13 Mayıs 2024 Pazartesi
yeni biri
kabuk değişimi esnasında da sancı çeker mi acaba canlılar bizim gibi? acı ve ızdırap dünyasında değişmenin de değişmemenin de acı dolu olduğunu düşünüyorum. bugün de geriye kalan hayatımızın ilk günleri. yeni bir hareket anlayışı geliştiriyoruz! aşırı akıldan ve net konuşmaya çalışan taraflarımı daha da sanata davet ediyorum.
sanatın içinde akışkanlığı bulmak isterim. kendi bedenimin derinliklerinde bir keşfe çıkmak, zihnimin ve bedenimin kapasitesini deneyimlemek istiyorum. harekete geçince yaratıcılık kanallarım açıldığından, o zamanlar yazdığım yazılar bile daha akışkan oluveriyor.
bu hıdırellezde yaratıcılığımın beni ve başkalarını iyileştirmesini diliyorum. içimdeki sanatçıyı beslemek için iznim var ve gerekeni yapmak isterim. yaratıcılığımı geliştirebilirim ve yaratıcılığımı dinledikçe yaratıma yaratıcıma ulaşırım.
20 Ocak 2024 Cumartesi
Değer ve değersizlik üzerine.
Değer ve değersizlik üzerine.
Bu hafta 31. yaşımı kutladık.

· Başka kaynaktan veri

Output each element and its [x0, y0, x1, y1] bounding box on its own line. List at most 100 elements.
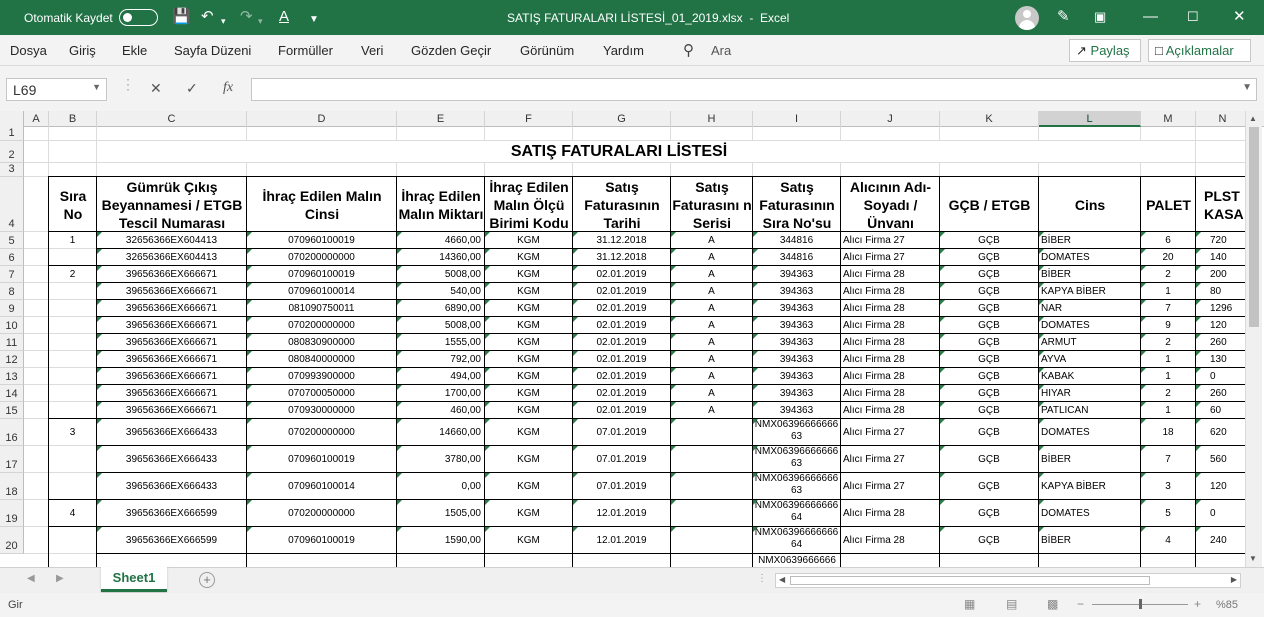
next-sheet-icon[interactable]: ▶	[56, 573, 64, 584]
row-header-8[interactable]: 8	[0, 283, 24, 300]
cell[interactable]: 0	[1196, 500, 1244, 526]
row-header-20[interactable]: 20	[0, 527, 24, 554]
search-label[interactable]: Ara	[711, 43, 731, 58]
cell[interactable]: GÇB	[940, 419, 1038, 445]
cell[interactable]: 31.12.2018	[573, 249, 670, 265]
cell[interactable]: 32656366EX604413	[97, 232, 246, 248]
cell[interactable]	[49, 527, 96, 553]
cell[interactable]: KGM	[485, 368, 572, 384]
cell[interactable]: 39656366EX666599	[97, 527, 246, 553]
cell[interactable]: 5008,00	[397, 266, 484, 282]
cell[interactable]: Alıcı Firma 27	[841, 446, 939, 472]
row-header-3[interactable]: 3	[0, 163, 24, 177]
cell[interactable]: 32656366EX604413	[97, 249, 246, 265]
cell[interactable]: 39656366EX666671	[97, 300, 246, 316]
cancel-icon[interactable]: ✕	[150, 80, 162, 97]
cell[interactable]: 140	[1196, 249, 1244, 265]
menu-yardim[interactable]: Yardım	[603, 43, 644, 58]
formula-input[interactable]: ▼	[251, 78, 1257, 101]
cell[interactable]: 070700050000	[247, 385, 396, 401]
cell[interactable]: 070960100019	[247, 232, 396, 248]
enter-icon[interactable]: ✓	[186, 80, 198, 97]
cell[interactable]: 02.01.2019	[573, 402, 670, 418]
cell[interactable]: 120	[1196, 317, 1244, 333]
cell[interactable]: Alıcı Firma 28	[841, 317, 939, 333]
cell[interactable]: 070960100019	[247, 527, 396, 553]
namebox-dropdown-icon[interactable]: ▼	[92, 82, 101, 92]
cell[interactable]: 1296	[1196, 300, 1244, 316]
row-header-19[interactable]: 19	[0, 500, 24, 527]
cell[interactable]: KGM	[485, 500, 572, 526]
cell[interactable]: 394363	[753, 300, 840, 316]
menu-veri[interactable]: Veri	[361, 43, 383, 58]
cell[interactable]: Alıcı Firma 27	[841, 249, 939, 265]
cell[interactable]	[49, 368, 96, 384]
cell[interactable]: DOMATES	[1039, 249, 1140, 265]
cell[interactable]: 620	[1196, 419, 1244, 445]
user-avatar-icon[interactable]	[1015, 6, 1039, 30]
cell[interactable]: 39656366EX666671	[97, 368, 246, 384]
cell[interactable]: 394363	[753, 283, 840, 299]
cell[interactable]: 260	[1196, 385, 1244, 401]
tab-split-grip-icon[interactable]: ⋮	[757, 573, 767, 584]
cell[interactable]	[49, 317, 96, 333]
cell[interactable]: 1	[1141, 402, 1195, 418]
column-header-n[interactable]: N	[1196, 111, 1250, 127]
cell[interactable]: 39656366EX666433	[97, 446, 246, 472]
cell[interactable]: Alıcı Firma 28	[841, 351, 939, 367]
cell[interactable]: 081090750011	[247, 300, 396, 316]
cell[interactable]: 2	[49, 266, 96, 282]
cell[interactable]: 240	[1196, 527, 1244, 553]
cell[interactable]: KGM	[485, 473, 572, 499]
cell[interactable]: 39656366EX666433	[97, 419, 246, 445]
cell[interactable]: 070960100019	[247, 446, 396, 472]
cell[interactable]: 39656366EX666671	[97, 385, 246, 401]
cell[interactable]: GÇB	[940, 385, 1038, 401]
cell[interactable]: 39656366EX666671	[97, 351, 246, 367]
row-header-17[interactable]: 17	[0, 446, 24, 473]
cell[interactable]: GÇB	[940, 283, 1038, 299]
cell[interactable]: NMX0639666666663	[753, 446, 840, 472]
cell[interactable]: KGM	[485, 385, 572, 401]
cell[interactable]: A	[671, 351, 752, 367]
cell[interactable]: GÇB	[940, 317, 1038, 333]
column-header-l[interactable]: L	[1039, 111, 1141, 127]
cell[interactable]: PATLICAN	[1039, 402, 1140, 418]
cell[interactable]: 80	[1196, 283, 1244, 299]
cell[interactable]: ARMUT	[1039, 334, 1140, 350]
cell[interactable]: KAPYA BİBER	[1039, 473, 1140, 499]
cell[interactable]: 4	[1141, 527, 1195, 553]
cell[interactable]: KGM	[485, 283, 572, 299]
cell[interactable]: 02.01.2019	[573, 334, 670, 350]
sheet-tab[interactable]: Sheet1	[101, 567, 167, 592]
column-header-m[interactable]: M	[1141, 111, 1196, 127]
cell[interactable]: 560	[1196, 446, 1244, 472]
cell[interactable]: 070200000000	[247, 500, 396, 526]
cell[interactable]: 20	[1141, 249, 1195, 265]
cell[interactable]: 120	[1196, 473, 1244, 499]
cell[interactable]: AYVA	[1039, 351, 1140, 367]
prev-sheet-icon[interactable]: ◀	[27, 573, 35, 584]
cell[interactable]: GÇB	[940, 446, 1038, 472]
zoom-in-icon[interactable]: +	[1194, 597, 1201, 611]
cell[interactable]: 02.01.2019	[573, 317, 670, 333]
share-button[interactable]: ↗ Paylaş	[1069, 39, 1141, 62]
save-icon[interactable]: 💾	[172, 8, 191, 26]
formula-expand-icon[interactable]: ▼	[1242, 82, 1252, 93]
cell[interactable]: GÇB	[940, 232, 1038, 248]
horizontal-scroll-thumb[interactable]	[790, 576, 1150, 585]
cell[interactable]: 4	[49, 500, 96, 526]
column-header-a[interactable]: A	[24, 111, 49, 127]
cell[interactable]: Alıcı Firma 28	[841, 368, 939, 384]
cell[interactable]: 02.01.2019	[573, 368, 670, 384]
cell[interactable]: A	[671, 266, 752, 282]
cell[interactable]	[49, 283, 96, 299]
vertical-scroll-thumb[interactable]	[1249, 127, 1259, 327]
cell[interactable]: KGM	[485, 527, 572, 553]
cell[interactable]: A	[671, 402, 752, 418]
cell[interactable]: 1	[49, 232, 96, 248]
cell[interactable]	[671, 473, 752, 499]
cell[interactable]: GÇB	[940, 249, 1038, 265]
cell[interactable]: 070200000000	[247, 419, 396, 445]
menu-gozden-gecir[interactable]: Gözden Geçir	[411, 43, 491, 58]
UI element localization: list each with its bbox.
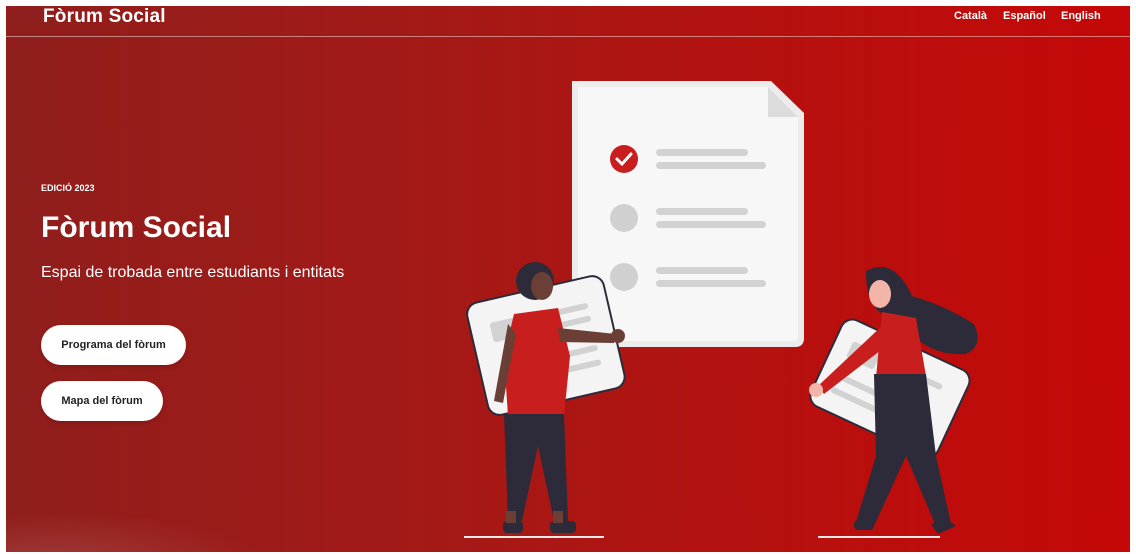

Doğum günleri üzerinden kendi değerimi hissetmeye çalışmadığım ilk doğum günüm oldu diyebilirim. Varoluşumun gereksiz olduğu, olmasam daha iyi olur diye düşüne düşüne geçen onlarca yıl oldu.
Kendi yaşam öykümü anlatırken 10lu yaşlarda duyduğum bir konuşma çok belirleyici olmuş idi. Serada çalışan anneme yardim ederken, o bana hamile olduğunu öğrendiğinde beklenmedik bu hamilelik için, aldirmayalim dedik. Belki oğlan olur' cümlelerini kuruyordu bir yabancıyla, benim duyduğumu bile bilmeden. O zaman çok belirgin bir mesaj işlemişti içime. Ben zaten istenmeyen bir çocuğum. Bu mesajı pekiştiren seni zaten çingenelerden aldık ya da çingenelere vereceğiz diye dalga geçen ablalarımın eklediği, güçlendirdiği mesajları saymıyorum bile. Doğal olarak geniş bir aileye yakın oturan 5kisilik çekirdek ailemizden çatışmalar, özellikle de hiç yönetilemeyen kardeş çatışmaları da bu inancımı hep pekiştirdi. Onlar çatışmalar yaşadıkça ben olmasaydım böyle olmazdı, ancak ben gidersem bunlar düzelir diye bir inanç da belirdi. Yıllarca siktirolup gitmem lazım bu evden, çok uzaklara gitmem lazım diye diye yaşadım günlerimi. Hep çok uzaklara gitmem lazımmış gibi hissettim. Gidersem sanki her şey düzelecek gibiydi. Gitmek için, kaçmak için hep yollar aradım. Yurtdışına gitmek için lisans hayatım boyunca çabaladım durdum. Gittim de , 4ay Amerika, 6 ay Almanya, 2ay Budapeşte, ara ara 1 haftalık 10gunluk çeşitli projeler. her ne fırsat bulsam yollara düştüm, yollarda olmadığında da gitmek vardı hep dilimde.
Ne problemler çözüldü, ne ben gidersem her şey düzelir fikri geçti içimden. Hatta varlığımın yarattığı çatışmaların aile içinde iletişim için işlevli bir parçası olduğunu anladım. Varlık ve varoluş kavramlarının beni getirdiği noktada, doğumun gerçekleşmiş olmasının kendi başına değerli olmak için yeterli olduğunu anlıyorum. anladığımı kelimelerle anlatmanın bu kadar zor olduğunu hatırlamıyorum.
söz ötesi bir yerde, sadece gerçeklik var. BEN VARIM. Var olmaya hakkım var.